Si tu utilises X, tu as sûrement remarqué que le 27 janvier dernier, il était impossible de ne pas voir passer le nom de Taylor Swift dans ta TL. Et pour cause : de fausses images pornographiques générées par intelligence artificielle ont été diffusées sur la plateforme, la représentant nue aux yeux de millions de personnes. 😠
Les personnalités publiques féminines sont hélas bien familières de ces pratiques destinées à les humilier, qui étaient originellement pratiquées par la publication de vraies photos dénudées (on se souvient encore d’une Jennifer Lawrence traumatisée, ou de Sia qui poste les photos sur son compte insta pour contrer le photographe). Seulement voilà, ces attaques restaient limitées dans la mesure où il fallait dans un premier temps se procurer les photos, frein désormais levé par le deepfake, qui permet à chacun de générer de fausses images ultra réalistes en quelques secondes.
Et à tous ceux qui seraient tentés de dire « l’IA en général c’est super, ça reste des cas isolés » : non.
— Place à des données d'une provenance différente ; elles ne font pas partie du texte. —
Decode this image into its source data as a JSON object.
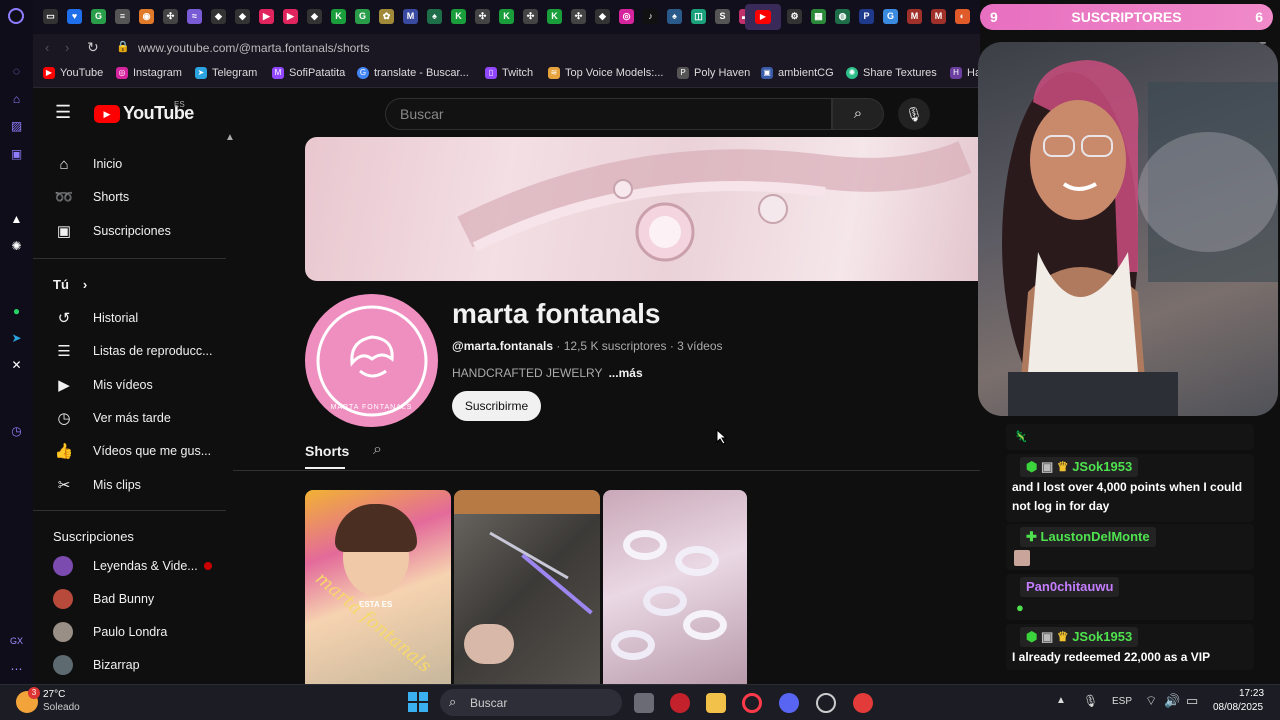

Une étude menée par Deeptrace (une entreprise de cybersécurité) révèle que 96% des deepfakes sont à caractère pornographique, et visent majoritairement les femmes (déçus mais pas choqués). L’IA a donc facilité le harcèlement sexuel envers les femmes, et l’a mis à la portée de tous, si bien qu’aujourd’hui certains sites recensent des milliers de vidéos pornographiques représentant soit des personnalités publiques (streameuses, actrices, politiques), mais aussi des citoyennes sans notoriété. Le deepfake est donc une véritable arme utilisée contre les femmes, qui à ce jour n’est pas assez prise au sérieux par les autorités ni par les plateformes, qui pour le moment ne proposent que des mesures punitives et non pas préventives.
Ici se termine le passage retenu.